Tuvalu’s Foreign Minister Simon Kofe expressed Tuvalu’s continuing support for Taiwan, which Beijing has been attempting to isolate, and said his nation would work with its regional partners to “counter the influence from mainland China.”

“Tuvalu and Taiwan diplomatic ties are the strongest they’ve ever been,” Kofe said from Taipei, the capital of Taiwan, on Thursday.

Tuvalu, Palau, Nauru, and the Marshall Islands are Taiwan’s remaining South Pacific allies after Beijing’s determined campaign of isolation managed to lure away Kiribati and the Solomon Islands over the past two months.

The Chinese approached Tuvalu with a plan to build artificial islands to help the tiny nation (total population about 12,000) cope with rising sea levels. 

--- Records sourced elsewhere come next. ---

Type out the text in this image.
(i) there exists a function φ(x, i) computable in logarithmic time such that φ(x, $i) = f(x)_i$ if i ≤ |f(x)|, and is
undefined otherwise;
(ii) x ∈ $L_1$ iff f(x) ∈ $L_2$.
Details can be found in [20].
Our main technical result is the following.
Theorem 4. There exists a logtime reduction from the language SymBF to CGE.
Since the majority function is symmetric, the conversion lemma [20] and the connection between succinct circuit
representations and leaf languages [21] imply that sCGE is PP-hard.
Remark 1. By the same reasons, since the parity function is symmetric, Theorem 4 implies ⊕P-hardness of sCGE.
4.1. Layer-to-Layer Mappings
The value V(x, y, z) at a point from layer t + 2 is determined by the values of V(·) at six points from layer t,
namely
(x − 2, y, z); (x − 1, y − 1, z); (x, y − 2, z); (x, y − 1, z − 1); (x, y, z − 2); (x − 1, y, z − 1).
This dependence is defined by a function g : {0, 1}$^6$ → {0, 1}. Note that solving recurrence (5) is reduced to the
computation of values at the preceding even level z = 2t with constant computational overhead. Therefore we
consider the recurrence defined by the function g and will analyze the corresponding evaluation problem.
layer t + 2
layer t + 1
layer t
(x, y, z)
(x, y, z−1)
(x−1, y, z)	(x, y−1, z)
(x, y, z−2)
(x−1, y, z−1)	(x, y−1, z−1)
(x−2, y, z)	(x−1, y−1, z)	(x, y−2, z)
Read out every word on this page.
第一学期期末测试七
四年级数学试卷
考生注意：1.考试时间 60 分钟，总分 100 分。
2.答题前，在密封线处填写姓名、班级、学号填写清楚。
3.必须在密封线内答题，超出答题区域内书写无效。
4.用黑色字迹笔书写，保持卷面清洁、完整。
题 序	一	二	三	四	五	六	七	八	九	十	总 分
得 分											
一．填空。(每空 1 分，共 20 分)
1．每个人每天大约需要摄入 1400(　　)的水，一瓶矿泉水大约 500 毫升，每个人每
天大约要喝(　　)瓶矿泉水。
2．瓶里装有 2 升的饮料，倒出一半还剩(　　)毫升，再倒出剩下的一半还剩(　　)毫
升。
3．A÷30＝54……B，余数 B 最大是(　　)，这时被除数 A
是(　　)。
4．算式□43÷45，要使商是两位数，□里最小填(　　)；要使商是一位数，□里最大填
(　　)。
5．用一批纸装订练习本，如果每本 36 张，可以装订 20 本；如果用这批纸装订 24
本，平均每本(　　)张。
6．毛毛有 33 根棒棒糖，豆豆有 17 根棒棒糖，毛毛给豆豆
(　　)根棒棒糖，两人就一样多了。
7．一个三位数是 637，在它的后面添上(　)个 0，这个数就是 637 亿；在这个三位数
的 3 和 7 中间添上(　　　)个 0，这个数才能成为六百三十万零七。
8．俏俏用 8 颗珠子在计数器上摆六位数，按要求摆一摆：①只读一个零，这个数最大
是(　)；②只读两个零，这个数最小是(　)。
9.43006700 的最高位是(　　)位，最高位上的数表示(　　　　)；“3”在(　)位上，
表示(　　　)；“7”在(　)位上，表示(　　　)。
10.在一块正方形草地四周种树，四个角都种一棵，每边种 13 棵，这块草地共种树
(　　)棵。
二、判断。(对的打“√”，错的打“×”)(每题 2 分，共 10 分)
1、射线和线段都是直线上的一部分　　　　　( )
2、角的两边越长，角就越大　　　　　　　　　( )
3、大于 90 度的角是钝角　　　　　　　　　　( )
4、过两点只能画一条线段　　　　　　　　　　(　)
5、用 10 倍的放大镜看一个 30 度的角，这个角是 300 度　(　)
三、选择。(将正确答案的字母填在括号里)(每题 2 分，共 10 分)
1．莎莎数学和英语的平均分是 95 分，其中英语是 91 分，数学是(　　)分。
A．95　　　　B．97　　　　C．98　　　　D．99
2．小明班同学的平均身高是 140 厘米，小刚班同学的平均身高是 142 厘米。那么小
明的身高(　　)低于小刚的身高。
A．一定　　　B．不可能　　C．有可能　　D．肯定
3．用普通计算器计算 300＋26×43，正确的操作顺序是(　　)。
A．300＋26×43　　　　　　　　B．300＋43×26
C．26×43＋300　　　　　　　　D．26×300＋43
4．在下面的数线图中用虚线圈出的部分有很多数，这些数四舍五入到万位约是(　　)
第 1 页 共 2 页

“It’s a no from us,” Kofe said of Tuvalu’s response to the Chinese offer. “We are hearing a lot of information about debt, China buying our islands and looking at setting up military bases in our part of the world. Those are things that are concerning to us.”

“We hope those are lessons for other countries to be careful and be conscious of the negative impacts,” he added. “It’s not good for our Pacific fellow brothers and sisters.”

Kofe was in Taipei to visit with Taiwanese President Tsai Ing-wen, who congratulated Kofe’s government on their recent democratic elections, thanked them for supporting Taiwan, and discussed common interests between the two countries. 

There had been some apprehension that the new Tuvalu government under Prime Minister Kausea Natano might switch allegiance to China after the September elections. Natano won a surprising parliamentary victory over the pro-Taiwanese incumbent prime minister, Enele Sopoaga.

Taiwan announced last week that it will build a new digital center in Tuvalu and help improve its Internet infrastructure. Tuvalu derives a great deal of its national revenue from selling two things: fishing licenses and Internet domains, which are in great demand among media companies worldwide because the country code for all domains sold by Tuvalu is “.tv.”